I was recently asked to take two lists and interleave them. Although I can not
think of a scenario off the top of my head where this might be useful, it doesn't
strike me as a completely silly thing to do.
StackOverflow's top answer
for this problem uses itertools.chain.from_iterable()
and itertools.izip()
(which is just the builtin zip()
in Python 3) to do this. This answer runs into
the problem of how to handle variable length arrays. Fortunately, we have
itertools.izip_longest()
(and itertools.zip_longest()
in Python 3) for that!
a = [ 1, 2, 3 ]
b = [ 'a', 'b', 'c', 'd' ]
from itertools import chain, izip_longest
c = list(chain.from_iterable(izip_longest(a, b)))

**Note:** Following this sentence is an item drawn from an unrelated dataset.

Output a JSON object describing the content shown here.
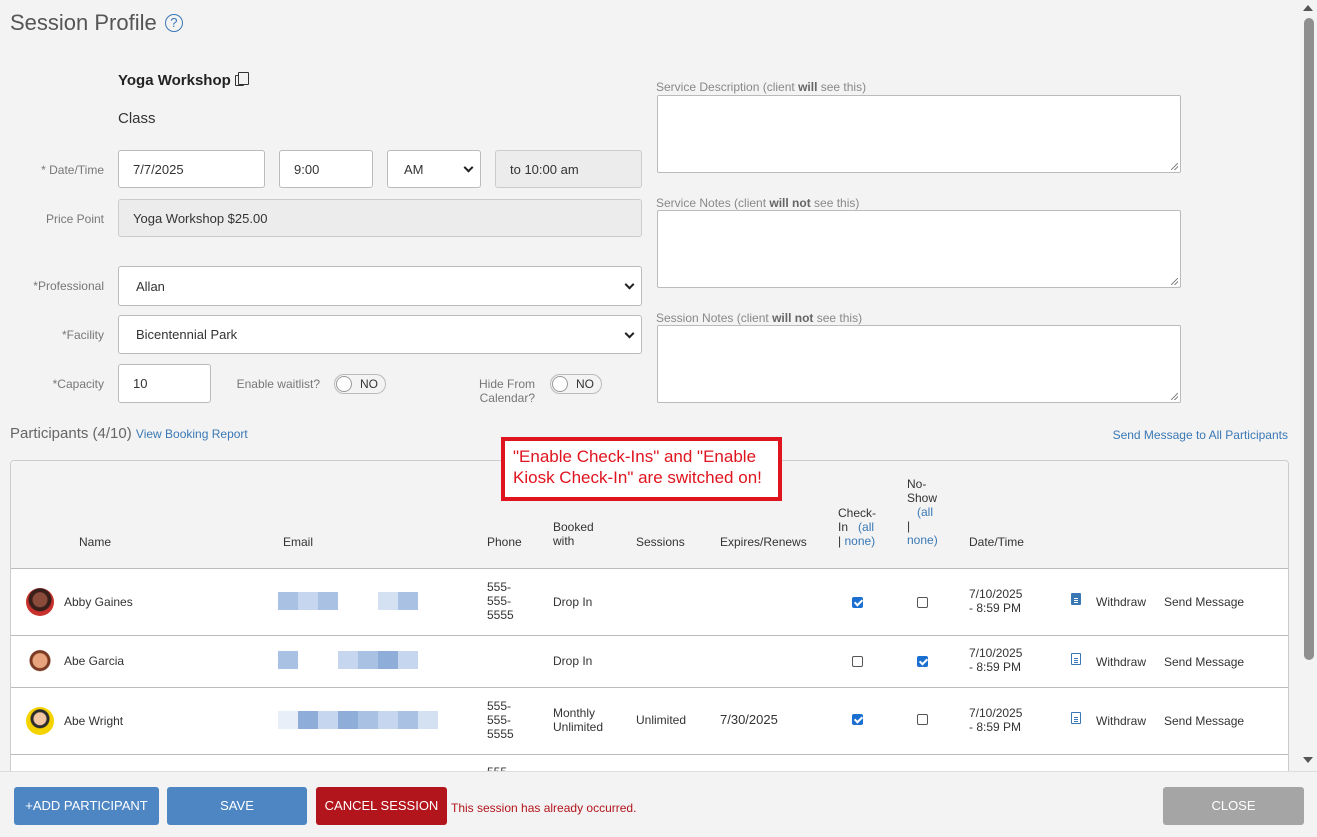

# [1, 'a', 2, 'b', 3, 'c', None, 'd']
[ x for x in c if x is not None ]
# [1, 'a', 2, 'b', 3, 'c', 'd']
It is important to note here that the default fill value for izip_longest()
is
None
. That creates an item in our array with the None
value. Usually, we could
just use filter()
to return the list with all false values removed, but there
might be a case where our list contains 0, False
, or ''.
To work around that, we use the final list comprehension to remove all the None
values specifically. In the case where we actually want None
values, we would
need to give izip_longest()
a garbage fill value that can not possibly appear
in our dataset and then work from there.